Nick Thomas had every right to be at his desk, even if it was after one in the morning, just as he had every right to be grazing through the computer files on his screen. He’d written the damn things, in fact.
Why, then, did he feel like such a criminal?
This was crazy, he told himself as he pulled up the documents he needed, and printed them out. Topo maps, prevailing wind patterns, daily work logs-everything that had anything to do with the EPA’s cleanup of the Newark site. The more he thought about this Sinclair character’s explanation of Jake and Carolyn’s theory, the more ridiculous it sounded. Talk about overkill. All of that destruction just to hide a corpse, which could have been hidden, anyway? It was absurd.
There was a certain logic, he supposed, that a blade of grass is best hidden in a bale of hay, but could the same hold true of bodies? If you stacked bodies high enough and violently enough, could you possibly hope to slip one through a crack somewhere?
Every twenty minutes or so, he fought a new urge to call the police and bring this all to a stop. To his knowledge, Nick had never before broken a law-unless you counted the occasional speeding violation. Even there, he allowed himself ten percent over the speed limit, no more. Now he couldn’t begin to imagine the number of laws he was preparing to break.
If he ultimately found himself explaining his actions to authorities, he’d cast Harry Sinclair in the role of villain, threatening his own family with a horrible fate. Given the telephone ruse, he thought it would get him past a lie detector. Without such an excuse, people might figure out the real reason he was going along with this foolishness. And when they did, they’d know something that he’d only just figured out for himself.
The reality of it all smacked him in the head around ten o’clock-long after Sinclair had dropped him back at the headquarters building. The ninety-minute drive was over, and his assignment was clear. As Nick pieced together the plan in his head, he realized that for the first time in years, he felt truly alive. He’d stepped outside of his up-at-five, homeby-seven routine, and the presence of a little danger felt inexplicably invigorating. He felt guilty as hell for thinking such juvenile thoughts, and then he realized that even the guilt felt good. He couldn’t remember the last time he’d felt true emotion like this, unburdened by second thoughts about what he should be feeling or what he ought to be doing.
For at least these few brief moments, he was working for himself. The only deadline he faced was the one he imposed upon himself by accepting this assignment, and deep in his heart of hearts, he knew that he was doing a job for which he was uniquely qualified. No one else in this massive sea of bureaucrats could dig up the details of Newark so efficiently-not his boss; not the fresh meat from college.
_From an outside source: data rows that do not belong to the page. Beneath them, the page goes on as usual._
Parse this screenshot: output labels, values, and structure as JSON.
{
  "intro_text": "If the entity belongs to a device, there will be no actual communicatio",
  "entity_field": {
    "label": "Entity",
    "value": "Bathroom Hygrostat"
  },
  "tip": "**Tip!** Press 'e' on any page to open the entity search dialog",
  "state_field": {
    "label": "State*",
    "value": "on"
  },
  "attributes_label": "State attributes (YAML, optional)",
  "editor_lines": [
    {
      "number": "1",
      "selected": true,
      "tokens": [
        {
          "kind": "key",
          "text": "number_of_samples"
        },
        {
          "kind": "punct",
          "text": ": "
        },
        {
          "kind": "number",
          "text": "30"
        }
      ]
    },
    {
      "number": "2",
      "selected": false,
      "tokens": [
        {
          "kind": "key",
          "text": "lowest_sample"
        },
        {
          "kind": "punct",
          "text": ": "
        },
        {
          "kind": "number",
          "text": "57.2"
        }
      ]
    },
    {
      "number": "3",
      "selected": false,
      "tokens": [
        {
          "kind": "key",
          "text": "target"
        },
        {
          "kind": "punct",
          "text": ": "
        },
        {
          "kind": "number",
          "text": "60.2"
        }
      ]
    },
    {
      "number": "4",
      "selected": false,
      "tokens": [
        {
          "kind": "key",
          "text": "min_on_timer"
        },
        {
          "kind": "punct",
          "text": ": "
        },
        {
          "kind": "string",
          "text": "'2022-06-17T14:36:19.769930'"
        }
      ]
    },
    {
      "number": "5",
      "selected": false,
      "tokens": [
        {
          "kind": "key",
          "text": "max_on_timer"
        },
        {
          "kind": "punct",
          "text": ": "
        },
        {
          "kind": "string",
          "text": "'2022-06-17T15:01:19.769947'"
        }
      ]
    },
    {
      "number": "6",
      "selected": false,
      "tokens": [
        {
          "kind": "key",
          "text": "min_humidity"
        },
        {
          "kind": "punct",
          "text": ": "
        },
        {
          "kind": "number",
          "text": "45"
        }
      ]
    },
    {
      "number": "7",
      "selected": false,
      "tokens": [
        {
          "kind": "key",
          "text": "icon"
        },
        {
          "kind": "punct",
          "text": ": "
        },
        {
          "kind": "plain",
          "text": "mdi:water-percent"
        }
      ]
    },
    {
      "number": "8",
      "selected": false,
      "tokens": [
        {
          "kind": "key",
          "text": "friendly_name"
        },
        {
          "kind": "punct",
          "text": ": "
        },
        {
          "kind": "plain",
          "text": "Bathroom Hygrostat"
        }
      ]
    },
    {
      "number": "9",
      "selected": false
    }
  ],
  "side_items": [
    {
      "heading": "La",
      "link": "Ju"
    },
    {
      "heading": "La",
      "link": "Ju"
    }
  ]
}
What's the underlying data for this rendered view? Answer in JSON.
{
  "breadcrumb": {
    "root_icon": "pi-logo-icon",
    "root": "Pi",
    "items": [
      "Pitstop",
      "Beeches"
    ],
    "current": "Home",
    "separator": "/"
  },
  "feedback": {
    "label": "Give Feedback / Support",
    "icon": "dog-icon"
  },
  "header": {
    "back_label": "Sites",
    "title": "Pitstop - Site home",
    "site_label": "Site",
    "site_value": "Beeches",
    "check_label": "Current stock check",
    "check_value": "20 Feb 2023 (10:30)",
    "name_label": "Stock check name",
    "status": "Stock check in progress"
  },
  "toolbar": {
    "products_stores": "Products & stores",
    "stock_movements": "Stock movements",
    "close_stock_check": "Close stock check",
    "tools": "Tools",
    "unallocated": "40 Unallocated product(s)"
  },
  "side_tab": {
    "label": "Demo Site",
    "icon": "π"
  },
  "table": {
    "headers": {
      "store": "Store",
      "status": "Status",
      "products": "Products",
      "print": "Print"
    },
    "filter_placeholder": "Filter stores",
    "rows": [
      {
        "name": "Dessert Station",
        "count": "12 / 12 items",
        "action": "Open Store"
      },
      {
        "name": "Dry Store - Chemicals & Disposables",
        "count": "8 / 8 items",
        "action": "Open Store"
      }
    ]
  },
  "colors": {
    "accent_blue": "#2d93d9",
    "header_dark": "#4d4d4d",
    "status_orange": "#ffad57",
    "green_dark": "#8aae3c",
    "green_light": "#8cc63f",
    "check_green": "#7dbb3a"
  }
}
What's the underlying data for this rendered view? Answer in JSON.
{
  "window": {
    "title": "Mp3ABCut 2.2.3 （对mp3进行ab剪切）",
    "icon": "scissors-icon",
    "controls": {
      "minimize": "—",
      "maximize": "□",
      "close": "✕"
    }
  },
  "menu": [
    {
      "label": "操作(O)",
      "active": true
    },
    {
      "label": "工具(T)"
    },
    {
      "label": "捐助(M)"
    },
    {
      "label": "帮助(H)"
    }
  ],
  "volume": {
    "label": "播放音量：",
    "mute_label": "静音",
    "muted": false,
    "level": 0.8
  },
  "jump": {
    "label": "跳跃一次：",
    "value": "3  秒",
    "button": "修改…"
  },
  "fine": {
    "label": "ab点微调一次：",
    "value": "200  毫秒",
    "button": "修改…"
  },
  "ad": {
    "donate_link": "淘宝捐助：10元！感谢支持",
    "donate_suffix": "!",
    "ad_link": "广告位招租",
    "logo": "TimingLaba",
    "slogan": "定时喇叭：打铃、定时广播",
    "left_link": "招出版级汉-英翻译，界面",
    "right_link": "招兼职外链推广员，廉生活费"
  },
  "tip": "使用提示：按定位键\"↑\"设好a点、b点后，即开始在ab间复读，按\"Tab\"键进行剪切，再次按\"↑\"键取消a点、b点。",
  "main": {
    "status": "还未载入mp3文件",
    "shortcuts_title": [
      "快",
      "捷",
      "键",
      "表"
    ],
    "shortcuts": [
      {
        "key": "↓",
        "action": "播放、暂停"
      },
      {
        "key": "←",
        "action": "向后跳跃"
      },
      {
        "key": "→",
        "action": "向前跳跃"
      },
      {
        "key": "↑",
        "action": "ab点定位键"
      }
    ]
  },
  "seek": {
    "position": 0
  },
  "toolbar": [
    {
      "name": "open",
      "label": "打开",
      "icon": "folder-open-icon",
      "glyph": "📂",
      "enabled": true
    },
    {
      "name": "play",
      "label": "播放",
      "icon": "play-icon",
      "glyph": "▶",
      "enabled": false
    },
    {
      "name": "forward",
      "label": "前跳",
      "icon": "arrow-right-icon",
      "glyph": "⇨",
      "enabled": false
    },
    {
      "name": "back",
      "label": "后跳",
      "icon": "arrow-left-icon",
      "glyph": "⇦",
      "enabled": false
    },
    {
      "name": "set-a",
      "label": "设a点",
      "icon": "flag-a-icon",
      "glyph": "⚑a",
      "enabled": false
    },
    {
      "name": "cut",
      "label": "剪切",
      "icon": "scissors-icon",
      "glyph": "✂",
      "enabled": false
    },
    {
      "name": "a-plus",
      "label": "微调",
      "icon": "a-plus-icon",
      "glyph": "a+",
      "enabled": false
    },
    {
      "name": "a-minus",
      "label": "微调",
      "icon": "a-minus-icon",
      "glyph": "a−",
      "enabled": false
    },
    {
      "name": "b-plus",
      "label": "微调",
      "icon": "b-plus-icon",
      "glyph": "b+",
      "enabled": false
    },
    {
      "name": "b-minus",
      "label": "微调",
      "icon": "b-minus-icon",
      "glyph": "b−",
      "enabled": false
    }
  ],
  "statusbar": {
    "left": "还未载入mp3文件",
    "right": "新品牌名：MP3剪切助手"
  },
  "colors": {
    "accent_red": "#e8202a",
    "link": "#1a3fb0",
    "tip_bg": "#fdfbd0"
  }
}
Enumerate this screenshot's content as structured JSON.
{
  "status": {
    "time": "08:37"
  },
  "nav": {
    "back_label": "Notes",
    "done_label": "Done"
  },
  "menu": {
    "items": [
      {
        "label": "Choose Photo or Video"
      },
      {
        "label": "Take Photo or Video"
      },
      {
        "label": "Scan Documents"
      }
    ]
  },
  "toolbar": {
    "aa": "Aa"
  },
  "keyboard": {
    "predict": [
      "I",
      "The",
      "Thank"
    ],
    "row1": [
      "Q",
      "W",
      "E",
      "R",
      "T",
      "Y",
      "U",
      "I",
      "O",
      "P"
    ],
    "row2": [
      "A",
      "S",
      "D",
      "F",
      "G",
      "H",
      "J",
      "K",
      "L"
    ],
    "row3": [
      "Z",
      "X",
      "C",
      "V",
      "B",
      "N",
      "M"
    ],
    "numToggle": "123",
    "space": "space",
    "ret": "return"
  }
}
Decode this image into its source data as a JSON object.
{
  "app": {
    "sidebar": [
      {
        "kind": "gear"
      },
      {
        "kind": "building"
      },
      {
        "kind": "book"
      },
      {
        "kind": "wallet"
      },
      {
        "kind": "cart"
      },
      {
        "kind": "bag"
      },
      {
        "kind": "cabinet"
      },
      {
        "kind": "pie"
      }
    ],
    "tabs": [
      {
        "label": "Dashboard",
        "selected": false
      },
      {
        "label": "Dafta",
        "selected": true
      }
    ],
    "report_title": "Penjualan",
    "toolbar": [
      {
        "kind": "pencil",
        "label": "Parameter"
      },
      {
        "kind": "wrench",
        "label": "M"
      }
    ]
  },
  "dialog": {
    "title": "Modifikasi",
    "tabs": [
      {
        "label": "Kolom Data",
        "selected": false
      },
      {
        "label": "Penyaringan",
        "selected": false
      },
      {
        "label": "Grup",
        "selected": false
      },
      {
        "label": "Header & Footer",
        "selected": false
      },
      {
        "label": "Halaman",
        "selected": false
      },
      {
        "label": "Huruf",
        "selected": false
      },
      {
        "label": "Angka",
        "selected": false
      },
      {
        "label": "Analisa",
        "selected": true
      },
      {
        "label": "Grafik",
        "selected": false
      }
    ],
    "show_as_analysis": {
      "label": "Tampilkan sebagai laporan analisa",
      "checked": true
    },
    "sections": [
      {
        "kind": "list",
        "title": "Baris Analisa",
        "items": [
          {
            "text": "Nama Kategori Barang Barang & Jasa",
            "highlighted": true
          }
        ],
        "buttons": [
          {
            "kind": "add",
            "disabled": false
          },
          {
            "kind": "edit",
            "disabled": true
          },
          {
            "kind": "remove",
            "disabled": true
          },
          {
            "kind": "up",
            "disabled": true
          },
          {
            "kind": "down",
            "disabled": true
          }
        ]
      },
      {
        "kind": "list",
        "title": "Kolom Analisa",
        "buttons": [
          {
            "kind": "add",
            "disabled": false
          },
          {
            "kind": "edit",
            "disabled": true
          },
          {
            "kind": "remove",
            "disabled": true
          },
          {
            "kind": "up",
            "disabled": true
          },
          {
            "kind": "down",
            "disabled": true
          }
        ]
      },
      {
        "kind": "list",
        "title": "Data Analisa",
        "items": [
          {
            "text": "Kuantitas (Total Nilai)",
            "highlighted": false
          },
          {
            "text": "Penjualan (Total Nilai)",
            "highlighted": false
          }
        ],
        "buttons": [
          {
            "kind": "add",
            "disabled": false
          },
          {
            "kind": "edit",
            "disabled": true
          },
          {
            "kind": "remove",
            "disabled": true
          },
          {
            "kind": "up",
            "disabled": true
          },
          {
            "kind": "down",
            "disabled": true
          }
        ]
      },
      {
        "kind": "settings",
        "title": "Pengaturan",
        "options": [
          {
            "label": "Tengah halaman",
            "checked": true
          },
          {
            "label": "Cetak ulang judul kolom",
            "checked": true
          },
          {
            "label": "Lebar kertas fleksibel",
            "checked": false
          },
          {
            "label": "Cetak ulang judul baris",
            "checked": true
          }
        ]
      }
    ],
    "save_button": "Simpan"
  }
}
He alone knew what to look for in these files, because he alone knew what he put there.
Knowing the layout of the storage magazine was crucial-too crucial to be left to memory. He and the Donovans had to know how to get in, and how to get out if something went wrong. Then there were the security concerns. He dove into the project with a zeal he hadn’t enjoyed in years.
Reflecting further on it, Nick figured that at the end of the day, this was about friendship and about settling scores. About facing the image in the mirror every morning. He’d allowed himself to be railroaded into silence back in 1983, surrendering to the political forces who wanted the Newark Incident to just disappear. In his haste to cover his own ass, he’d sat quietly and allowed the EPA and the FBI to construct an ironclad case against his friends, never once speaking up to declare that the authorities were full of shit. It was too easy to remain silent. Even now he couldn’t point to a single action he could have taken or a single speech he could have made that would have changed anything. But fact was, he didn’t even try-and not only Jake and Carolyn but he himself had paid the price.
Then there were the bodies: the worst sacrilege of all. To this day, the entry team remained where they had fallen, denied the simple dignity of burial, all because the people in charge had placed their careers above human decency.
Well, Nick could fix that now. He could fix a lot of things, in fact.
It was one-thirty by the time he’d printed everything he needed, and then it was time to go. He placed the two-inch stack of papers into his briefcase and clicked it closed. He’d told his family he was headed to Arkansas for business, but left a note for his boss that he needed a few days off to attend to a sick relative in Oregon. With an overnight bag in one hand and his briefcase in the other, Nick walked briskly toward the door. He’d still have a short wait for his ride, once he reached the lobby, but that was okay. He knew the guard on duty that night, and for weeks the guy had wanted Nick to see pictures of his new baby.
As he headed for the elevator, Nick marveled at the value of this gift he’d been given. How often, he wondered, did a person get to travel back into his own past to set the future straight?